Sajid Javid said that the sector is "absolutely vital" for the UK, however he isn't convinced that nationalisation is a "long-term viable solution", ITV news reported.
Downing street has said that the prime minister is due to chair a meeting of key ministers regarding the crisis first thing tomorrow morning.
Speaking on BBC's Today programme earlier, business minister Anna Soubry said: "We are, and have, and continue to look at, all options and I do mean all options" in response to whether the government would nationalise Tata's remaining plants.
However, she subsequently added: "We have to be very careful because we have these state aid rules."
Read more: Tata looking into sale of UK assets
EU state aid rules could stand in the way of heavy-handed government intervention by the government.

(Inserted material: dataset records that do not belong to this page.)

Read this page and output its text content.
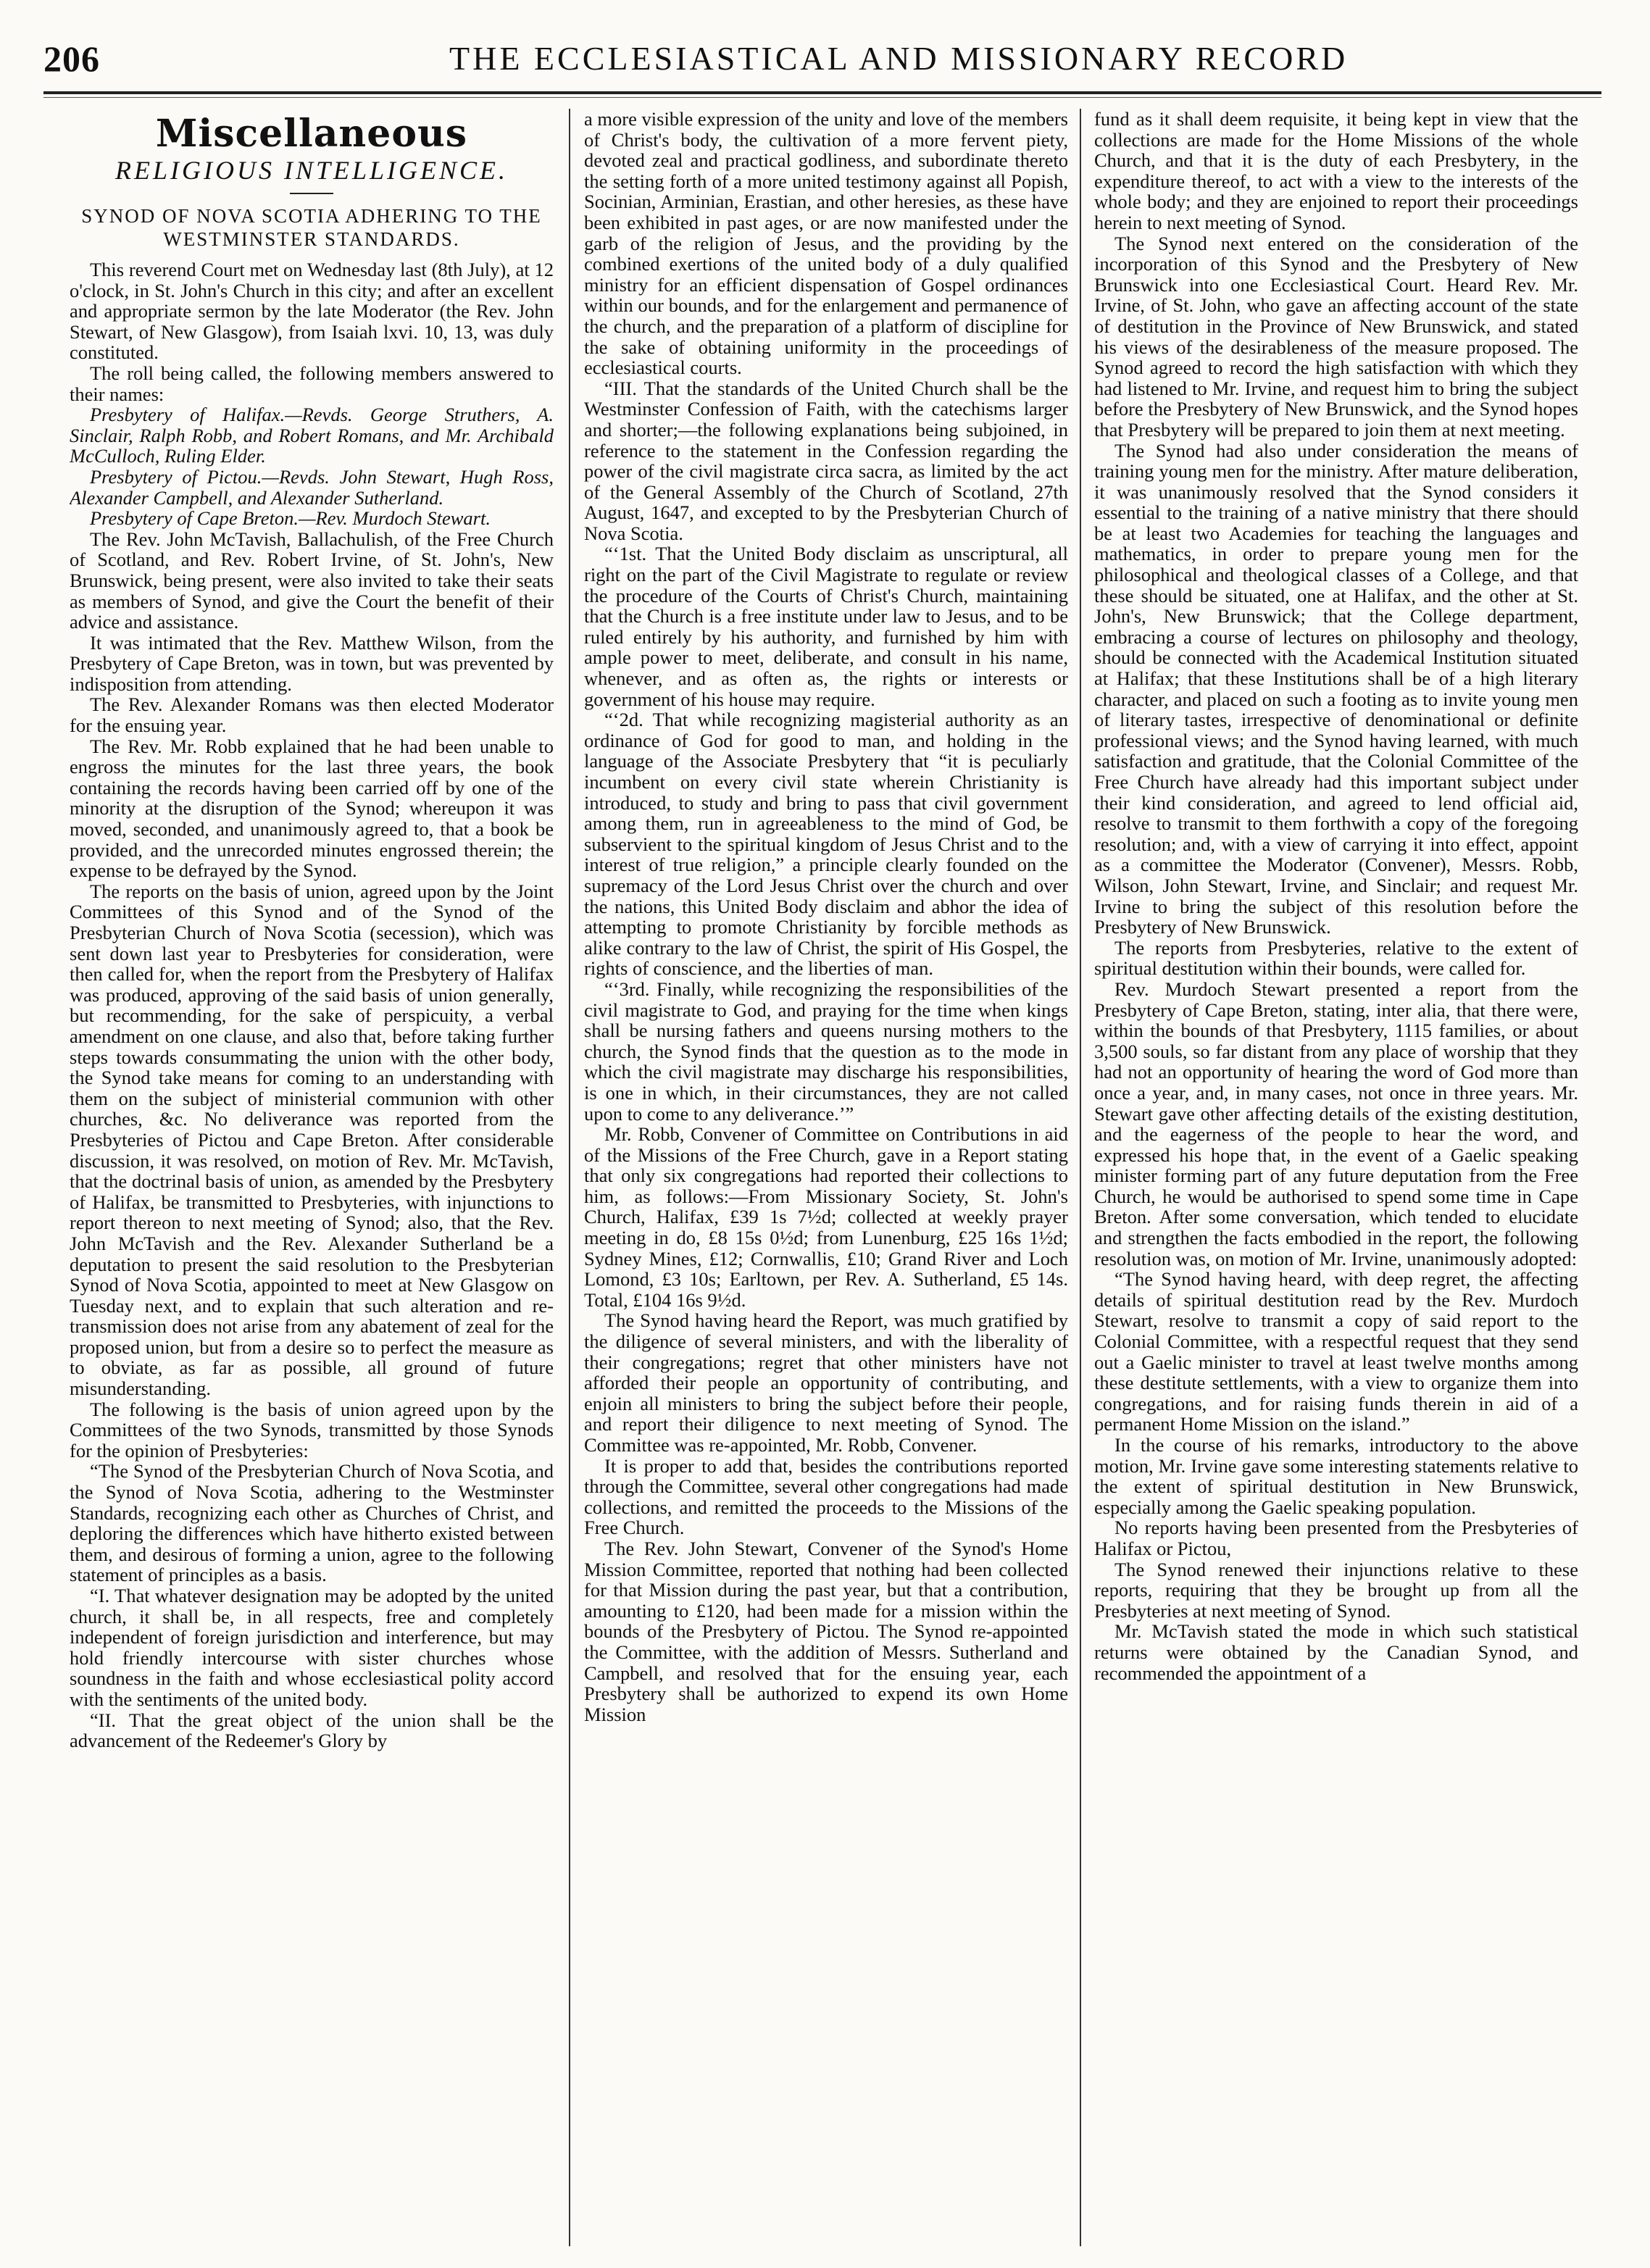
206	THE ECCLESIASTICAL AND MISSIONARY RECORD
Miscellaneous
RELIGIOUS INTELLIGENCE.
SYNOD OF NOVA SCOTIA ADHERING TO THE WESTMINSTER STANDARDS.

This reverend Court met on Wednesday last (8th July), at 12 o'clock, in St. John's Church in this city; and after an excellent and appropriate sermon by the late Moderator (the Rev. John Stewart, of New Glasgow), from Isaiah lxvi. 10, 13, was duly constituted.

The roll being called, the following members answered to their names:

Presbytery of Halifax.—Revds. George Struthers, A. Sinclair, Ralph Robb, and Robert Romans, and Mr. Archibald McCulloch, Ruling Elder.

Presbytery of Pictou.—Revds. John Stewart, Hugh Ross, Alexander Campbell, and Alexander Sutherland.

Presbytery of Cape Breton.—Rev. Murdoch Stewart.

The Rev. John McTavish, Ballachulish, of the Free Church of Scotland, and Rev. Robert Irvine, of St. John's, New Brunswick, being present, were also invited to take their seats as members of Synod, and give the Court the benefit of their advice and assistance.

It was intimated that the Rev. Matthew Wilson, from the Presbytery of Cape Breton, was in town, but was prevented by indisposition from attending.

The Rev. Alexander Romans was then elected Moderator for the ensuing year.

The Rev. Mr. Robb explained that he had been unable to engross the minutes for the last three years, the book containing the records having been carried off by one of the minority at the disruption of the Synod; whereupon it was moved, seconded, and unanimously agreed to, that a book be provided, and the unrecorded minutes engrossed therein; the expense to be defrayed by the Synod.

The reports on the basis of union, agreed upon by the Joint Committees of this Synod and of the Synod of the Presbyterian Church of Nova Scotia (secession), which was sent down last year to Presbyteries for consideration, were then called for, when the report from the Presbytery of Halifax was produced, approving of the said basis of union generally, but recommending, for the sake of perspicuity, a verbal amendment on one clause, and also that, before taking further steps towards consummating the union with the other body, the Synod take means for coming to an understanding with them on the subject of ministerial communion with other churches, &c. No deliverance was reported from the Presbyteries of Pictou and Cape Breton. After considerable discussion, it was resolved, on motion of Rev. Mr. McTavish, that the doctrinal basis of union, as amended by the Presbytery of Halifax, be transmitted to Presbyteries, with injunctions to report thereon to next meeting of Synod; also, that the Rev. John McTavish and the Rev. Alexander Sutherland be a deputation to present the said resolution to the Presbyterian Synod of Nova Scotia, appointed to meet at New Glasgow on Tuesday next, and to explain that such alteration and re-transmission does not arise from any abatement of zeal for the proposed union, but from a desire so to perfect the measure as to obviate, as far as possible, all ground of future misunderstanding.

The following is the basis of union agreed upon by the Committees of the two Synods, transmitted by those Synods for the opinion of Presbyteries:

“The Synod of the Presbyterian Church of Nova Scotia, and the Synod of Nova Scotia, adhering to the Westminster Standards, recognizing each other as Churches of Christ, and deploring the differences which have hitherto existed between them, and desirous of forming a union, agree to the following statement of principles as a basis.

“I. That whatever designation may be adopted by the united church, it shall be, in all respects, free and completely independent of foreign jurisdiction and interference, but may hold friendly intercourse with sister churches whose soundness in the faith and whose ecclesiastical polity accord with the sentiments of the united body.

“II. That the great object of the union shall be the advancement of the Redeemer's Glory by

a more visible expression of the unity and love of the members of Christ's body, the cultivation of a more fervent piety, devoted zeal and practical godliness, and subordinate thereto the setting forth of a more united testimony against all Popish, Socinian, Arminian, Erastian, and other heresies, as these have been exhibited in past ages, or are now manifested under the garb of the religion of Jesus, and the providing by the combined exertions of the united body of a duly qualified ministry for an efficient dispensation of Gospel ordinances within our bounds, and for the enlargement and permanence of the church, and the preparation of a platform of discipline for the sake of obtaining uniformity in the proceedings of ecclesiastical courts.

“III. That the standards of the United Church shall be the Westminster Confession of Faith, with the catechisms larger and shorter;—the following explanations being subjoined, in reference to the statement in the Confession regarding the power of the civil magistrate circa sacra, as limited by the act of the General Assembly of the Church of Scotland, 27th August, 1647, and excepted to by the Presbyterian Church of Nova Scotia.

“‘1st. That the United Body disclaim as unscriptural, all right on the part of the Civil Magistrate to regulate or review the procedure of the Courts of Christ's Church, maintaining that the Church is a free institute under law to Jesus, and to be ruled entirely by his authority, and furnished by him with ample power to meet, deliberate, and consult in his name, whenever, and as often as, the rights or interests or government of his house may require.

“‘2d. That while recognizing magisterial authority as an ordinance of God for good to man, and holding in the language of the Associate Presbytery that “it is peculiarly incumbent on every civil state wherein Christianity is introduced, to study and bring to pass that civil government among them, run in agreeableness to the mind of God, be subservient to the spiritual kingdom of Jesus Christ and to the interest of true religion,” a principle clearly founded on the supremacy of the Lord Jesus Christ over the church and over the nations, this United Body disclaim and abhor the idea of attempting to promote Christianity by forcible methods as alike contrary to the law of Christ, the spirit of His Gospel, the rights of conscience, and the liberties of man.

“‘3rd. Finally, while recognizing the responsibilities of the civil magistrate to God, and praying for the time when kings shall be nursing fathers and queens nursing mothers to the church, the Synod finds that the question as to the mode in which the civil magistrate may discharge his responsibilities, is one in which, in their circumstances, they are not called upon to come to any deliverance.’”

Mr. Robb, Convener of Committee on Contributions in aid of the Missions of the Free Church, gave in a Report stating that only six congregations had reported their collections to him, as follows:—From Missionary Society, St. John's Church, Halifax, £39 1s 7½d; collected at weekly prayer meeting in do, £8 15s 0½d; from Lunenburg, £25 16s 1½d; Sydney Mines, £12; Cornwallis, £10; Grand River and Loch Lomond, £3 10s; Earltown, per Rev. A. Sutherland, £5 14s. Total, £104 16s 9½d.

The Synod having heard the Report, was much gratified by the diligence of several ministers, and with the liberality of their congregations; regret that other ministers have not afforded their people an opportunity of contributing, and enjoin all ministers to bring the subject before their people, and report their diligence to next meeting of Synod. The Committee was re-appointed, Mr. Robb, Convener.

It is proper to add that, besides the contributions reported through the Committee, several other congregations had made collections, and remitted the proceeds to the Missions of the Free Church.

The Rev. John Stewart, Convener of the Synod's Home Mission Committee, reported that nothing had been collected for that Mission during the past year, but that a contribution, amounting to £120, had been made for a mission within the bounds of the Presbytery of Pictou. The Synod re-appointed the Committee, with the addition of Messrs. Sutherland and Campbell, and resolved that for the ensuing year, each Presbytery shall be authorized to expend its own Home Mission

fund as it shall deem requisite, it being kept in view that the collections are made for the Home Missions of the whole Church, and that it is the duty of each Presbytery, in the expenditure thereof, to act with a view to the interests of the whole body; and they are enjoined to report their proceedings herein to next meeting of Synod.

The Synod next entered on the consideration of the incorporation of this Synod and the Presbytery of New Brunswick into one Ecclesiastical Court. Heard Rev. Mr. Irvine, of St. John, who gave an affecting account of the state of destitution in the Province of New Brunswick, and stated his views of the desirableness of the measure proposed. The Synod agreed to record the high satisfaction with which they had listened to Mr. Irvine, and request him to bring the subject before the Presbytery of New Brunswick, and the Synod hopes that Presbytery will be prepared to join them at next meeting.

The Synod had also under consideration the means of training young men for the ministry. After mature deliberation, it was unanimously resolved that the Synod considers it essential to the training of a native ministry that there should be at least two Academies for teaching the languages and mathematics, in order to prepare young men for the philosophical and theological classes of a College, and that these should be situated, one at Halifax, and the other at St. John's, New Brunswick; that the College department, embracing a course of lectures on philosophy and theology, should be connected with the Academical Institution situated at Halifax; that these Institutions shall be of a high literary character, and placed on such a footing as to invite young men of literary tastes, irrespective of denominational or definite professional views; and the Synod having learned, with much satisfaction and gratitude, that the Colonial Committee of the Free Church have already had this important subject under their kind consideration, and agreed to lend official aid, resolve to transmit to them forthwith a copy of the foregoing resolution; and, with a view of carrying it into effect, appoint as a committee the Moderator (Convener), Messrs. Robb, Wilson, John Stewart, Irvine, and Sinclair; and request Mr. Irvine to bring the subject of this resolution before the Presbytery of New Brunswick.

The reports from Presbyteries, relative to the extent of spiritual destitution within their bounds, were called for.

Rev. Murdoch Stewart presented a report from the Presbytery of Cape Breton, stating, inter alia, that there were, within the bounds of that Presbytery, 1115 families, or about 3,500 souls, so far distant from any place of worship that they had not an opportunity of hearing the word of God more than once a year, and, in many cases, not once in three years. Mr. Stewart gave other affecting details of the existing destitution, and the eagerness of the people to hear the word, and expressed his hope that, in the event of a Gaelic speaking minister forming part of any future deputation from the Free Church, he would be authorised to spend some time in Cape Breton. After some conversation, which tended to elucidate and strengthen the facts embodied in the report, the following resolution was, on motion of Mr. Irvine, unanimously adopted:

“The Synod having heard, with deep regret, the affecting details of spiritual destitution read by the Rev. Murdoch Stewart, resolve to transmit a copy of said report to the Colonial Committee, with a respectful request that they send out a Gaelic minister to travel at least twelve months among these destitute settlements, with a view to organize them into congregations, and for raising funds therein in aid of a permanent Home Mission on the island.”

In the course of his remarks, introductory to the above motion, Mr. Irvine gave some interesting statements relative to the extent of spiritual destitution in New Brunswick, especially among the Gaelic speaking population.

No reports having been presented from the Presbyteries of Halifax or Pictou,

The Synod renewed their injunctions relative to these reports, requiring that they be brought up from all the Presbyteries at next meeting of Synod.

Mr. McTavish stated the mode in which such statistical returns were obtained by the Canadian Synod, and recommended the appointment of a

The government is worried Tata could seek to close the Port Talbot plant in south Wales within weeks if it fails to find a buyer. But this is expected to be difficult given the SSI-owned Redcar steel plant closed down last year following a fruitless search.

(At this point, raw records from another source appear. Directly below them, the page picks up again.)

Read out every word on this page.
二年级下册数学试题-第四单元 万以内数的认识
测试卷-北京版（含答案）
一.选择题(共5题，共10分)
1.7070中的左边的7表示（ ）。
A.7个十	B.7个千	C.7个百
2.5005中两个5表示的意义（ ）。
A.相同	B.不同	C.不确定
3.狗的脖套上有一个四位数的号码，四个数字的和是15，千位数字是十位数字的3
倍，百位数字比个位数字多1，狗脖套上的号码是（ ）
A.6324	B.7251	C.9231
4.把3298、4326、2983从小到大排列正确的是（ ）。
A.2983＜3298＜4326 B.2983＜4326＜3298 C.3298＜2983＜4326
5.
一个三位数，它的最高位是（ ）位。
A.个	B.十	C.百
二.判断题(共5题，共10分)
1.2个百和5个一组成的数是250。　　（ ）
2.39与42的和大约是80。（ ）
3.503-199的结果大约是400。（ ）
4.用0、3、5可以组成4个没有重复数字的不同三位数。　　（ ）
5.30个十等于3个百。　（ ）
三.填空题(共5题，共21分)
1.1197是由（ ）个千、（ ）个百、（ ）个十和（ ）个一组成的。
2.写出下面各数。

There are also mounting calls for the government to prop up the steel sector, which has been stung by a flood of cheap steel imports from China, as well as high energy costs, high business rates and a strong pound.
"I don’t think nationalisation is the right way forward, but what’s being hinted at is temporary nationalisation," Terry Scouler, the chief executive of the manufacturers’ organisation EEF, told the Today programme.
Similarly, Wales first minister, Carwyn Jones, told Sky News he thinks that the government should consider temporarily buying Tata's UK assets.
"We can’t do it - we haven’t got the resources, but the UK government has got those resources."
The company's Port Talbot site is estimated to be losing £1m a day alone.
And Tata added last night that it suffered a £2bn impairment on all of its UK sites in the last five years.